Objectif Cinéma : On
peut lui donner son rythme ?
Cédric Kahn : Oui,
une forme, un rythme, on peut l'améliorer, en tirer
le maximum, le meilleur, on peut enlever des défauts,
mais je ne sais pas si on peut lui ajouter des qualités.
Objectif Cinéma :
Il me semble que vous êtes
un obsédé du rythme.
Cédric Kahn : C'est
vrai que lorsque j'ai fait mon premier montage, j'étais
" a-rhytmique ", j'étais obsédé
par ça. Je me disais ça en sortant des rushes,
de chaque projection de chaque projection de montage. En
fait, j'avais confondu le temps de la vie avec le temps
du cinéma. De toute façon, j'ai appris à
faire des films en faisant des films, ce qui est un luxe
extraordinaire. Car on dit qu'il y a un temps pour apprendre
et un temps pour faire. Alors oui, le rythme est important
dans un film mais de toute façon, tout y est important :
il ne faut rien négliger. C'est pour cela que c'est
un travail fatigant. C'est une attention de tous les instants,
comme on surveille le lait sur le feu. À tout moment,
un film peut se détériorer, se dégrader.
Si je n'étais pas réalisateur, je pense que
je serais monteur. Peut-être que je le reviendrais ?
Objectif Cinéma :
De toute façon, vous êtes
un réalisateur très présent au montage,
ce qui n'est pas le cas de tous les réalisateurs.
Cédric Kahn : Oui,
mais avec l'assentiment du monteur. Il y a aussi des monteurs
qui ne supportent pas d'avoir le réalisateur dans
la salle car cela les ralentit. Le monteur (Yann Dédet)

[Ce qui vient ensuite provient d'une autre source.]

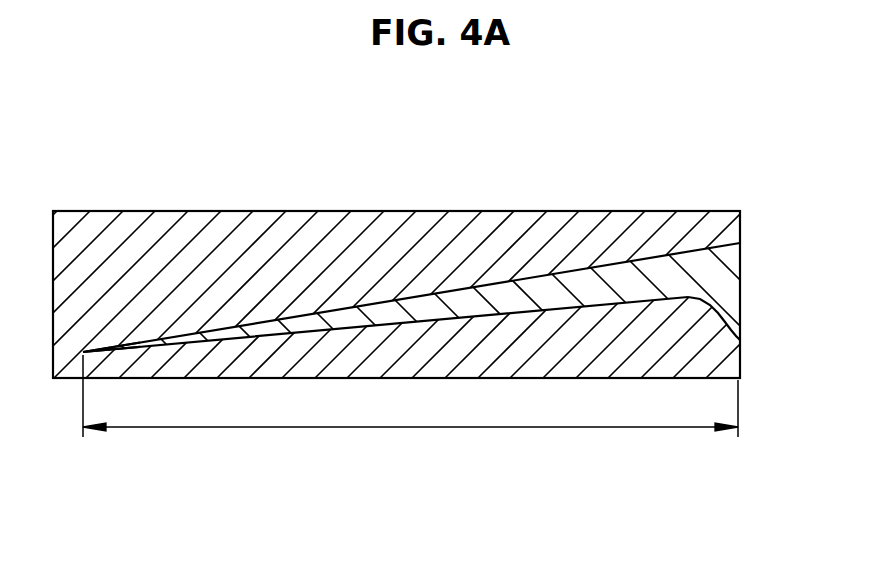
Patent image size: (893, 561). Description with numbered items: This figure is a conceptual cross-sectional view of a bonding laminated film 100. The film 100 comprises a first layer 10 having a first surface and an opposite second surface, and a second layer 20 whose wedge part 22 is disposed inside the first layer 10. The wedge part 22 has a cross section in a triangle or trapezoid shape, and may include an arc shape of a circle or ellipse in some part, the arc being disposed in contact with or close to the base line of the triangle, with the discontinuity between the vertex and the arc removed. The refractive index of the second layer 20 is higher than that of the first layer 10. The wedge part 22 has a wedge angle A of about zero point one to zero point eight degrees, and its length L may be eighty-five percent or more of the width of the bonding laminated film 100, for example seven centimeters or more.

The bonding laminated film 100 is at (155, 176).
The first layer 10 is at (695, 224).
The wedge part 22 is at (606, 254).
The second layer 20 is at (720, 270).
The wedge angle A is at (258, 316).
The length of the wedge part L is at (410, 396).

me supporte bien parce que je connais le montage. C'est
vraiment deux connivences. On se pose les mêmes problèmes.
Ce n'est pas le monteur qui essaie de résoudre les
problèmes et le réalisateur qui cherche à
faire des choses impossibles.
Objectif Cinéma :
Quand vous dites que vous êtes
adepte d '" un montage qui ne se voit pas ",
c'est là une belle définition du style. En
littérature, Flaubert aimait cette conception.
Cédric Kahn : C'est
assez facile de faire des effets. Par contre, il est délicat
de faire en sorte que le montage se tienne parfaitement,
soutienne la tension et le propos d'un film. Il n'est pas
facile de trouver le temps exact de chaque plan et d'arriver
à un agencement de plans tel qu'on ne se pose plus
de questions. Que tout cela tienne en équilibre,
comme une maison. Au fond, je suis de plus en plus classique.

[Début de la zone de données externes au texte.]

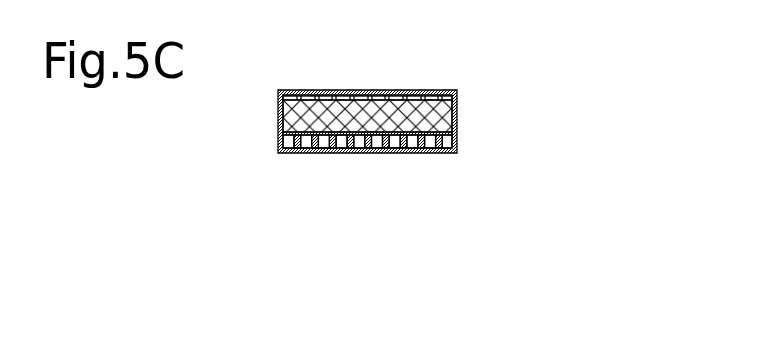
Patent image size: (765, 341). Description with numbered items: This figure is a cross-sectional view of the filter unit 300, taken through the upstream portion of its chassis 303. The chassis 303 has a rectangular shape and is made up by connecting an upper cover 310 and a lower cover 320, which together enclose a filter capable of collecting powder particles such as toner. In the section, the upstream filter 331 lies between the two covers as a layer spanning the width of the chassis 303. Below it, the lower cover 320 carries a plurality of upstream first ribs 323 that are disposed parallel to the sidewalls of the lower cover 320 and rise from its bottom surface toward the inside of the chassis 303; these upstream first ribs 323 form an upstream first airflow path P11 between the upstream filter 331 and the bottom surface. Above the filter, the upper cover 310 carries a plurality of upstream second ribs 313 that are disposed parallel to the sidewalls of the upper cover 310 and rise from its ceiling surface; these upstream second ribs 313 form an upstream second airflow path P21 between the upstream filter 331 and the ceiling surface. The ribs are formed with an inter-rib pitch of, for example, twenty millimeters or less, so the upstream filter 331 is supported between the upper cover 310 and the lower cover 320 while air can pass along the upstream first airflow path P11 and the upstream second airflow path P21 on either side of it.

The filter unit 300 is at (403, 166).
The chassis 303 is at (415, 131).
The upper cover 310 is at (383, 82).
The upstream second ribs 313 is at (339, 90).
The lower cover 320 is at (427, 189).
The upstream first ribs 323 is at (325, 150).
The upstream filter 331 is at (302, 113).
The upstream second airflow path P21 is at (395, 90).
The upstream first airflow path P11 is at (370, 153).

J'ai moins envie de faire des effets de modernité.
Objectif Cinéma :
Abordons plus précisément
vos films. Et d'abord le premier Bar des rails en
1991 que vous avez réalisé très jeune,
à 24 ans. Comment, dans quel état d'esprit
vous avez abordé ce premier film ? Quel point
de vue avez-vous adopté ? Bref, comment " vous
y êtes allé " ?
Cédric Kahn : Aucun
point de vue. J'y suis allé. Je ne peux pas dire
autre chose. J'ai écrit ce scénario et je
l'ai tourné sans me poser aucune question. D'ailleurs
je me suis pris les choses bien et les choses moins bien
de front. Je ne me suis pas blindé, je ne me protégeais
de rien.
Objectif Cinéma :
Dix ans après, quel est votre
regard sur cette expérience ?
Cédric Kahn :
Plutôt difficile.
Ce n'est pas qu'un bon souvenir. Ce n'est pas un film que
je revois. Bizarrement, en même temps, j'ai l'impression
que je ne fais que décliner ce film. Sans avoir besoin
de le revoir, j'ai l'impression qu'il y a dans ce film,
un peu de tous ceux qui sont venus après. C'est aussi
le film dont on me parle le plus.
Objectif Cinéma :
Parce que c'est le
premier.
Cédric Kahn : On
me parle des autres, mais les gens me parlent différemment
de ce film, qui n'a pas eu une audience extraordinaire.
Ceux qui l'aiment me disent : " J'ai la
cassette chez moi, je le regarde, c'est un de mes films
de référence ". Bref, ils en
parlent comme quelque chose de plus essentiel.